TWEAHHappy Easter and Passover to all celebrating!

With all the excitement around the Junto’s March Madness tournament (we even have a hashtag!), it’s a useful reminder that there are other things going on this week around the blogosphere. Once you’ve found all the Easter eggs (or, if you hid it really well on Monday, the afikoman), sit down and try out a few of these posts and stories.

At the Daily Beast, Jordan Michael Smith reviews a new book by Eran Shalev, American Zion: The Old Testament as a Political Text from the Revolution to the Civil War.

The spate of books and films about the Civil War and the discussion about them continues apace. The New York Daily News discusses Jim Downs’ new book, Sick from Freedom, as a corrective to the sanitized vision of slavery in Lincoln (or, the Historical Movie That No One Is Satisfied With Because It’s Spielberg and He Makes Big Statements About American History).

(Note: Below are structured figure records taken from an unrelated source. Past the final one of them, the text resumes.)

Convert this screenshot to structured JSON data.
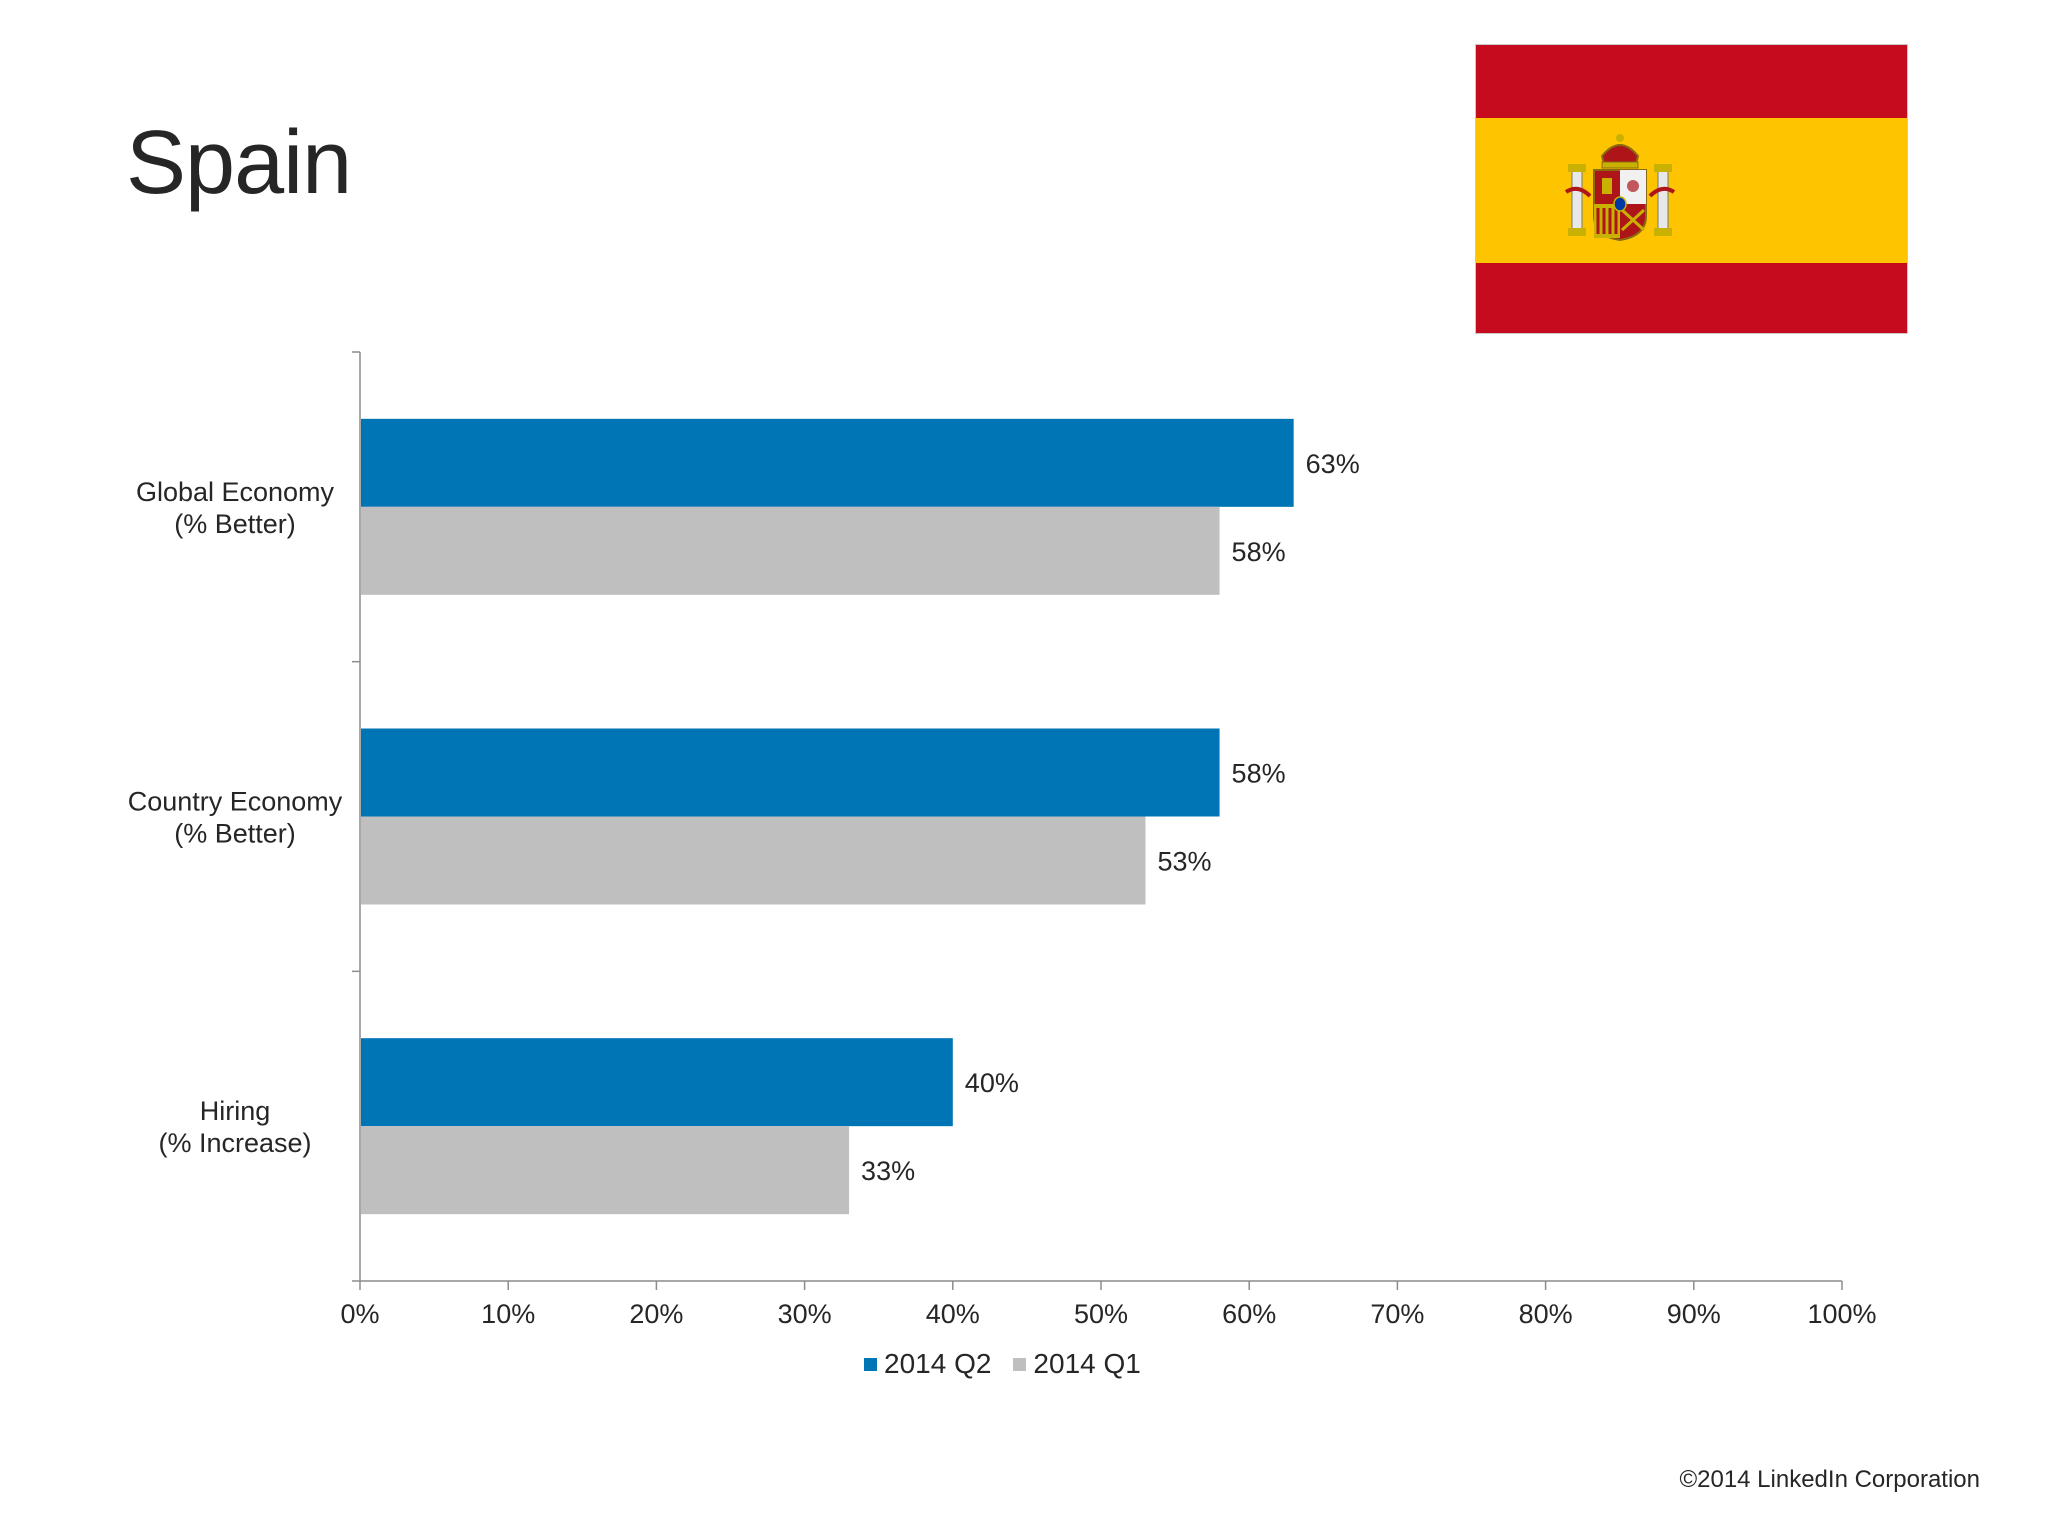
{
  "page": {
    "title": "Spain",
    "copyright": "©2014 LinkedIn Corporation"
  },
  "flag": {
    "country": "Spain",
    "colors": {
      "red": "#c60b1e",
      "yellow": "#ffc400"
    }
  },
  "chart_data": {
    "type": "bar",
    "orientation": "horizontal",
    "categories": [
      [
        "Global Economy",
        "(% Better)"
      ],
      [
        "Country Economy",
        "(% Better)"
      ],
      [
        "Hiring",
        "(% Increase)"
      ]
    ],
    "series": [
      {
        "name": "2014 Q2",
        "color": "#0075b5",
        "values": [
          63,
          58,
          40
        ],
        "labels": [
          "63%",
          "58%",
          "40%"
        ]
      },
      {
        "name": "2014 Q1",
        "color": "#bfbfbf",
        "values": [
          58,
          53,
          33
        ],
        "labels": [
          "58%",
          "53%",
          "33%"
        ]
      }
    ],
    "xlim": [
      0,
      100
    ],
    "xticks": [
      "0%",
      "10%",
      "20%",
      "30%",
      "40%",
      "50%",
      "60%",
      "70%",
      "80%",
      "90%",
      "100%"
    ],
    "grid": false,
    "legend_position": "bottom"
  }
}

Over at History@Work, the blog of the National Council of Public History, Jessica Cochran offers some insights into how public historians might understand and complement historical films (with Lincoln and Django Unchained the most recent examples) as part of their work. Rather than simply the one line blurb, however, I want to include a brief quote that really gets to the heart of the post:

The similarity between movies and the work of public historians is testament to the inherent potential historical films possess for enriching interpretive frameworks in historical institutions. By engaging with Hollywood versions of history, we might realize that in some cases, half of our work as public historians has already been done for us. Perhaps the other half lies in the difficult task of addressing issues of historicity without invalidating the emotional connections that Lincoln and Django Unchained offer.

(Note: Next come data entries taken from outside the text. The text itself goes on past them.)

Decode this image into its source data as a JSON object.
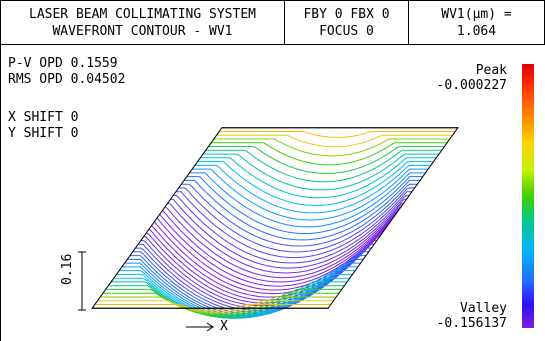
{
  "header": {
    "title_line1": "LASER BEAM COLLIMATING SYSTEM",
    "title_line2": "WAVEFRONT CONTOUR - WV1",
    "field_line1": "FBY 0  FBX 0",
    "field_line2": "FOCUS 0",
    "wave_line1": "WV1(μm) =",
    "wave_line2": "1.064"
  },
  "stats": {
    "pv": "P-V OPD 0.1559",
    "rms": "RMS OPD 0.04502",
    "xshift": "X SHIFT 0",
    "yshift": "Y SHIFT 0"
  },
  "legend": {
    "peak_label": "Peak",
    "peak_value": "-0.000227",
    "valley_label": "Valley",
    "valley_value": "-0.156137",
    "colors": [
      "#e80000",
      "#ff7a00",
      "#ffd400",
      "#40d000",
      "#00c890",
      "#00b8ff",
      "#2070ff",
      "#8020e0"
    ]
  },
  "axes": {
    "scale_value": "0.16",
    "x_label": "X"
  },
  "chart_data": {
    "type": "surface",
    "title": "WAVEFRONT CONTOUR - WV1",
    "zlim": [
      -0.156137,
      -0.000227
    ],
    "pv": 0.1559,
    "rms": 0.04502,
    "scale": 0.16
  }
}
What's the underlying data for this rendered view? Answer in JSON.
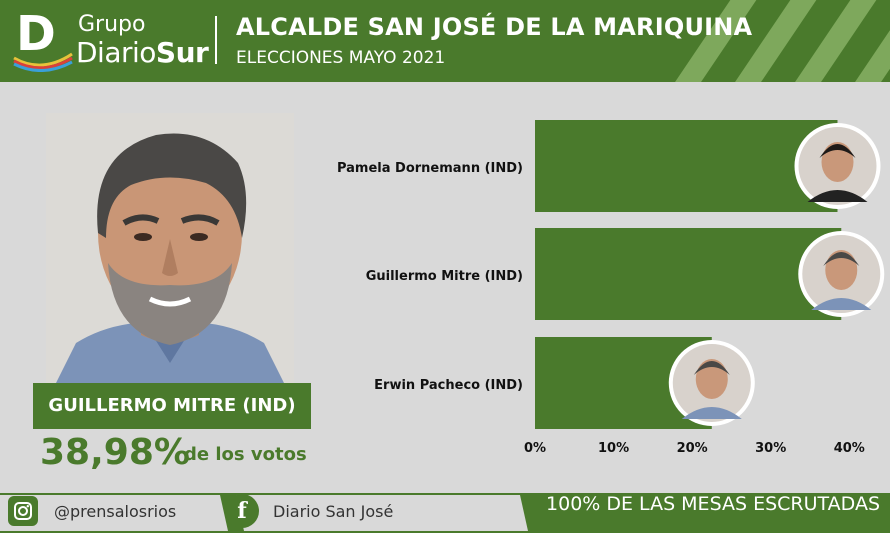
{
  "brand": {
    "logo_letter": "D",
    "line1": "Grupo",
    "line2_a": "Diario",
    "line2_b": "Sur"
  },
  "header": {
    "title": "ALCALDE SAN JOSÉ DE LA MARIQUINA",
    "subtitle": "ELECCIONES MAYO 2021"
  },
  "winner": {
    "name": "GUILLERMO MITRE (IND)",
    "percent": "38,98%",
    "suffix": "de los votos"
  },
  "footer": {
    "instagram": "@prensalosrios",
    "facebook": "Diario San José",
    "status": "100% DE LAS MESAS ESCRUTADAS"
  },
  "colors": {
    "primary_green": "#4a7a2c",
    "light_stripe": "#7ea85c",
    "background": "#d9d9d9"
  },
  "icons": [
    "instagram-icon",
    "facebook-icon",
    "candidate-portrait"
  ],
  "chart_data": {
    "type": "bar",
    "orientation": "horizontal",
    "categories": [
      "Pamela Dornemann (IND)",
      "Guillermo Mitre (IND)",
      "Erwin Pacheco (IND)"
    ],
    "values": [
      38.5,
      38.98,
      22.5
    ],
    "xticks": [
      "0%",
      "10%",
      "20%",
      "30%",
      "40%"
    ],
    "xlim": [
      0,
      42
    ],
    "grid": false
  }
}
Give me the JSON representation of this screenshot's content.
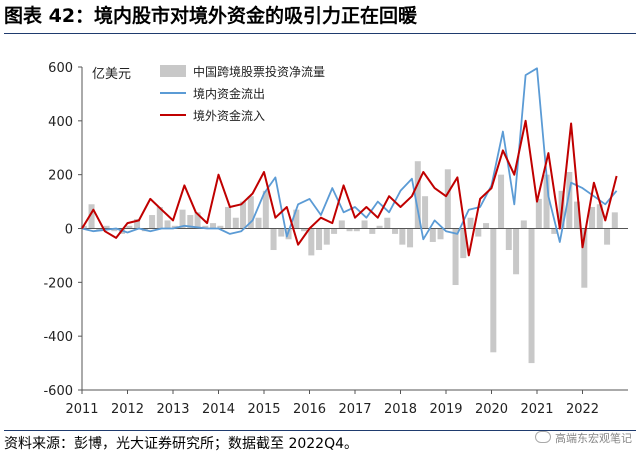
{
  "title": "图表 42：境内股市对境外资金的吸引力正在回暖",
  "source": "资料来源：彭博，光大证券研究所；数据截至 2022Q4。",
  "watermark": "高端东宏观笔记",
  "chart_data": {
    "type": "bar+line",
    "ylabel": "亿美元",
    "ylim": [
      -600,
      600
    ],
    "yticks": [
      -600,
      -400,
      -200,
      0,
      200,
      400,
      600
    ],
    "x_tick_labels": [
      "2011",
      "2012",
      "2013",
      "2014",
      "2015",
      "2016",
      "2017",
      "2018",
      "2019",
      "2020",
      "2021",
      "2022"
    ],
    "x_start": 2011.0,
    "x_end": 2023.0,
    "series": [
      {
        "name": "中国跨境股票投资净流量",
        "kind": "bar",
        "color": "#c8c8c8",
        "x": [
          2011.04,
          2011.21,
          2011.38,
          2011.54,
          2011.71,
          2011.88,
          2012.04,
          2012.21,
          2012.38,
          2012.54,
          2012.71,
          2012.88,
          2013.04,
          2013.21,
          2013.38,
          2013.54,
          2013.71,
          2013.88,
          2014.04,
          2014.21,
          2014.38,
          2014.54,
          2014.71,
          2014.88,
          2015.04,
          2015.21,
          2015.38,
          2015.54,
          2015.71,
          2015.88,
          2016.04,
          2016.21,
          2016.38,
          2016.54,
          2016.71,
          2016.88,
          2017.04,
          2017.21,
          2017.38,
          2017.54,
          2017.71,
          2017.88,
          2018.04,
          2018.21,
          2018.38,
          2018.54,
          2018.71,
          2018.88,
          2019.04,
          2019.21,
          2019.38,
          2019.54,
          2019.71,
          2019.88,
          2020.04,
          2020.21,
          2020.38,
          2020.54,
          2020.71,
          2020.88,
          2021.04,
          2021.21,
          2021.38,
          2021.54,
          2021.71,
          2021.88,
          2022.04,
          2022.21,
          2022.38,
          2022.54,
          2022.71,
          2022.88
        ],
        "values": [
          10,
          90,
          -10,
          10,
          -10,
          -20,
          10,
          35,
          -10,
          50,
          80,
          30,
          10,
          70,
          50,
          60,
          10,
          20,
          10,
          80,
          40,
          100,
          120,
          40,
          140,
          -80,
          -30,
          -40,
          70,
          -10,
          -100,
          -80,
          -60,
          -20,
          30,
          -10,
          -10,
          30,
          -20,
          10,
          40,
          -20,
          -60,
          -70,
          250,
          120,
          -50,
          -40,
          220,
          -210,
          -110,
          40,
          -30,
          20,
          -460,
          200,
          -80,
          -170,
          30,
          -500,
          110,
          200,
          -20,
          140,
          210,
          100,
          -220,
          80,
          90,
          -60,
          60,
          0
        ]
      },
      {
        "name": "境内资金流出",
        "kind": "line",
        "color": "#5b9bd5",
        "x": [
          2011.0,
          2011.25,
          2011.5,
          2011.75,
          2012.0,
          2012.25,
          2012.5,
          2012.75,
          2013.0,
          2013.25,
          2013.5,
          2013.75,
          2014.0,
          2014.25,
          2014.5,
          2014.75,
          2015.0,
          2015.25,
          2015.5,
          2015.75,
          2016.0,
          2016.25,
          2016.5,
          2016.75,
          2017.0,
          2017.25,
          2017.5,
          2017.75,
          2018.0,
          2018.25,
          2018.5,
          2018.75,
          2019.0,
          2019.25,
          2019.5,
          2019.75,
          2020.0,
          2020.25,
          2020.5,
          2020.75,
          2021.0,
          2021.25,
          2021.5,
          2021.75,
          2022.0,
          2022.25,
          2022.5,
          2022.75
        ],
        "values": [
          0,
          -10,
          -5,
          0,
          -15,
          0,
          -10,
          0,
          0,
          10,
          5,
          0,
          0,
          -20,
          -10,
          30,
          130,
          190,
          -30,
          90,
          110,
          50,
          150,
          60,
          80,
          40,
          100,
          60,
          140,
          185,
          -40,
          30,
          -10,
          -20,
          70,
          80,
          160,
          360,
          90,
          570,
          595,
          120,
          -50,
          170,
          150,
          120,
          90,
          140
        ]
      },
      {
        "name": "境外资金流入",
        "kind": "line",
        "color": "#c00000",
        "x": [
          2011.0,
          2011.25,
          2011.5,
          2011.75,
          2012.0,
          2012.25,
          2012.5,
          2012.75,
          2013.0,
          2013.25,
          2013.5,
          2013.75,
          2014.0,
          2014.25,
          2014.5,
          2014.75,
          2015.0,
          2015.25,
          2015.5,
          2015.75,
          2016.0,
          2016.25,
          2016.5,
          2016.75,
          2017.0,
          2017.25,
          2017.5,
          2017.75,
          2018.0,
          2018.25,
          2018.5,
          2018.75,
          2019.0,
          2019.25,
          2019.5,
          2019.75,
          2020.0,
          2020.25,
          2020.5,
          2020.75,
          2021.0,
          2021.25,
          2021.5,
          2021.75,
          2022.0,
          2022.25,
          2022.5,
          2022.75
        ],
        "values": [
          0,
          70,
          -10,
          -35,
          20,
          30,
          110,
          70,
          30,
          160,
          60,
          20,
          200,
          80,
          90,
          130,
          210,
          40,
          80,
          -60,
          0,
          40,
          20,
          160,
          40,
          80,
          40,
          120,
          80,
          120,
          210,
          150,
          120,
          190,
          -100,
          110,
          150,
          290,
          200,
          400,
          100,
          280,
          0,
          390,
          -70,
          170,
          30,
          195
        ]
      }
    ],
    "legend_position": "top-left-inside",
    "grid": false
  }
}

Kevin Levin, proprietor of Civil War Memory, argues that we need to look online, rather than simply to battlefields, to determine how future generations will view and understand the Civil War.

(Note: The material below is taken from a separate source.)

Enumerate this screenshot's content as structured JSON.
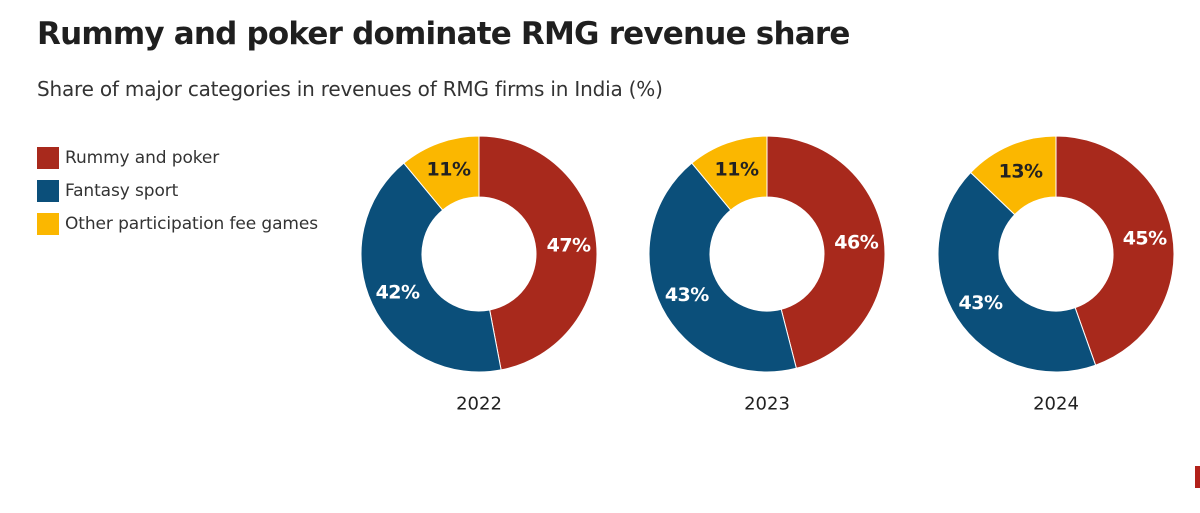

Climbing into our Wayback Machine, John Fea alerts us to a project to digitize the records of the Catholic parish in St. Augustine, Florida, which includes documents going back to 1594.

You just can’t get good fake china anymore. Boston 1775 reports on knock-off china with Society of the Cincinnati patterns.

Finally, from our resident academic labor experts, an Inside Higher Ed report on the precipitous drop in state funding for higher education, and a Leonard Cassuto column in the Chronicle offering a more humane and well-rounded approach to graduate training.